Il primo ministro Rishi Sunak ha subito espresso il proprio disappunto per la decisione della corte, dichiarando di essere già a lavoro per siglare un nuovo accordo col Ruanda, scavalcando la decisione con un atto legislativo del parlamento che bollerà il paese di ricollocamento come “sicuro”. Nel corso del question time in parlamento, durante il classico confronto con il leader dell’opposizione Keir Starmer, lanciatissimo nella corsa a riportare i laburisti al governo, il leader Tory ha aggiunto piccato che “non permetterà ad una corte straniera, come la CEDU, di bloccare i voli di rimpatrio”.

La retorica che l’attuale capo dell’esecutivo alimenta risale già a quando Boris Johnson nel 2022, nell’ambito della stessa vicenda migranti, considerò l’uscire dalla Convenzione come “una possibilità”, un’intenzione che appariva già esplicita nel manifesto elettorale dei Tory nel 2019.

La spinta disgregativa

Sunak, in realtà, è apparso molto più cauto rispetto a questa eventualità in confronto ad altri esponenti del suo stesso partito: sarà certamente complice la posizione piuttosto debole del suo mandato al cospetto del consenso popolare, è parso quasi accomodante, dando l’impressione di considerare l’exit strategy solo in extrema ratio.
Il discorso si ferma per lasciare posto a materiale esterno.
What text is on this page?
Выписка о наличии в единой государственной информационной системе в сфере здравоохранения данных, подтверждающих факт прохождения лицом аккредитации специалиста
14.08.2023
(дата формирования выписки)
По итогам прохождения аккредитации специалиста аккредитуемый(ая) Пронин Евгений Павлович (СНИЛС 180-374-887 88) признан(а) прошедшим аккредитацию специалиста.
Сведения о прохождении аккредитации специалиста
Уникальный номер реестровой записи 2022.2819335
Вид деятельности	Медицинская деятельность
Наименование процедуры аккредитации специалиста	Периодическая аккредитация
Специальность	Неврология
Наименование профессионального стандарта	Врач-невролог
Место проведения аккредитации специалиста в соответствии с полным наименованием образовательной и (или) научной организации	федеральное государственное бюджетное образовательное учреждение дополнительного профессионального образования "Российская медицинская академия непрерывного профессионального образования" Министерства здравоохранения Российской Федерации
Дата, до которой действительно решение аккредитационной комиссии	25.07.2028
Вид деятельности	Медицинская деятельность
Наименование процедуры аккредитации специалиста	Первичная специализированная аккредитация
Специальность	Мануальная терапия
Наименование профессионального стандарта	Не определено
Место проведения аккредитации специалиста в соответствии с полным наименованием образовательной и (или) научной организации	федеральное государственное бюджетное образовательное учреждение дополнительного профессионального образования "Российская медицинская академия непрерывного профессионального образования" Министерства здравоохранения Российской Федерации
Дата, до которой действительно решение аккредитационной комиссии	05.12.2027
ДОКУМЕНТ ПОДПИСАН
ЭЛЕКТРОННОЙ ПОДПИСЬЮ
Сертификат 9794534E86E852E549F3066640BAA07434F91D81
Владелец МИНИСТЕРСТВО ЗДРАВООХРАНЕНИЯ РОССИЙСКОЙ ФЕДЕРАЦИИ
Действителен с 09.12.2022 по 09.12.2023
Di tutt’altra opinione è, come noto, l’ormai ex ministra Suella Braverman, che ha dato apertamente del traditore al suo leader di partito in una lettera, in cui rivela la promessa fattagli dal primo ministro in privato: uscire dall’accordo qualora avesse ostacolato l’agenda di governo. Una spinta disgregativa che è lo specchio di una corrente di partito che non si pente, di fronte all’evidente danno subito dall’economia UK, della propria rotta isolazionista e anti-europea, ma anzi insiste nel tentativo di dirottare il paese verso un naufragio in mare aperto. I cittadini, però, li attendono al varco, o meglio, alle urne, che, salvo sorprese, attendono il Regno Unito tra circa un anno.